私にはただただブス面を突き出すことしか出来ない。だからひたすら祈った。奇跡よ、起これと。
奇跡は、四十分後に、起きた。
「・・出来た。」
「ど、どうですか?」
「いーかもしれない。」
「マジですか。」
「っていうか、ツィーかもしれない。」
先輩は机の下から手鏡を取り出し、それを私の手に握らせる。
意を決して、覗き込んだ。
「これは・・いいですね。」
「チャン?」
「ツィーですね。」
アホみたいな会話に聞こえるかもしれないが、鏡に映ったのは確かにチャン・ツィーだった。それ位に私は化粧映えする顔だったのだ。

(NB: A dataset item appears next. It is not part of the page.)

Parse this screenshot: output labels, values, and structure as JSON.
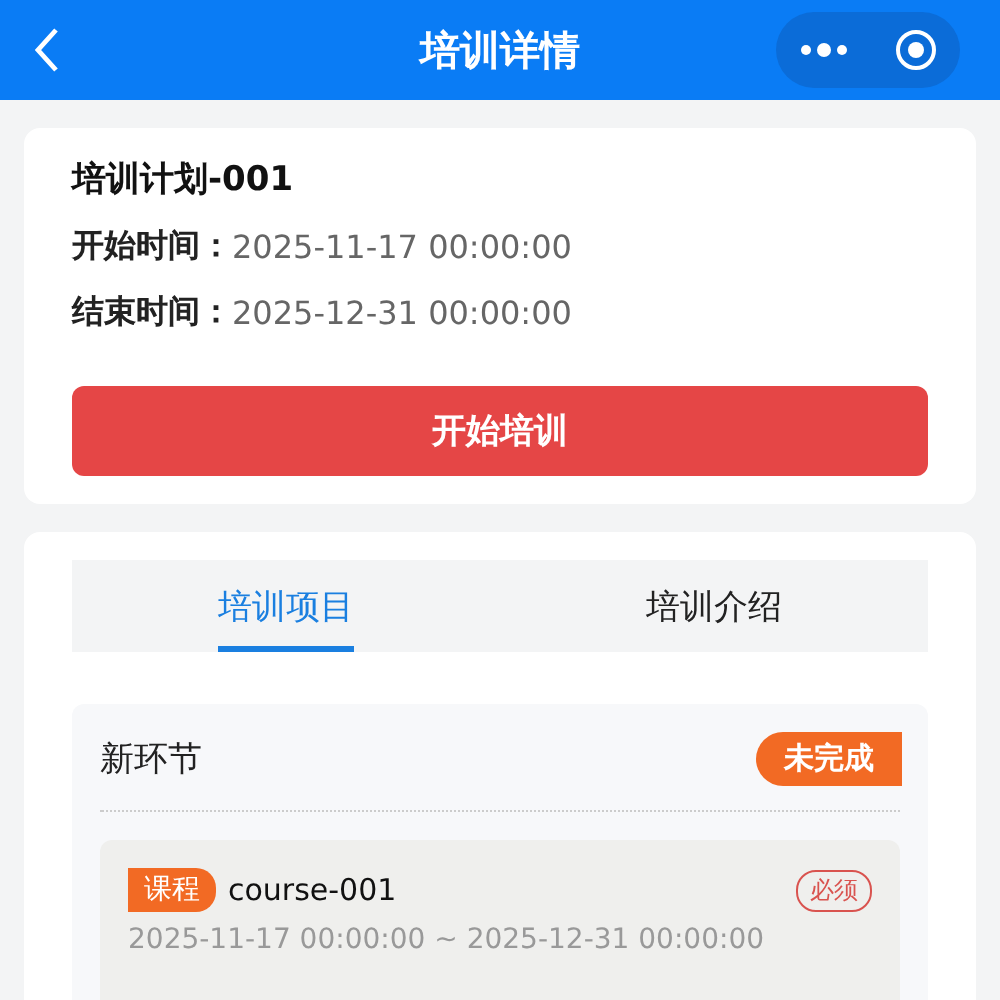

きちんと化粧をしてこれだけ顔が変わるなんて思いもよらなかった。今までの人生、すっぴんでいたせいで、どれだけ損をしてきたのだろう。少なくとも三枚目の役回りを一手に引き受ける人生では無かったはずだ。
いや、今からでも遅くない。毎日これだけ綺麗になれるのならば、キャラ変更だってまだ間に合うかもしれない。
「これからはなるべく化粧しなさい。」
先輩は爽やかに笑った。やり遂げたことへの充実感に満ち溢れた顔だ。
「はい、今からデパートの一階へ走ります!」
私も爽やかな笑顔で返した。これからやってくる美人生活を夢見ながら。
そして今日。
しょっちゅうつるんでいる友人と、行き着けの小汚い居酒屋で飲もうと約束していた。
髪すらとかさずに出掛けようとしたが、ふと、先日の先輩の言葉を思い出す。
「これからはなるべく化粧しなさい。」
そうだった。化粧をする習慣をつけなければ。
よし。今日は化粧をしてみよう。
鏡という現実に向かい合った。この間のツィー顔は、ケータイでばっちり撮ってある。データフォルダから探し出して、鏡の横に置いた。この見本通りに化粧すれば、私はまた、チャン・ツィーになれるはず。
模写するようにメイクしていく。ところが、思うようにいかない。でもここに先輩はいないから、自分なりに精一杯メイクした。
お陰で、待ち合わせに危うく遅れるところだった。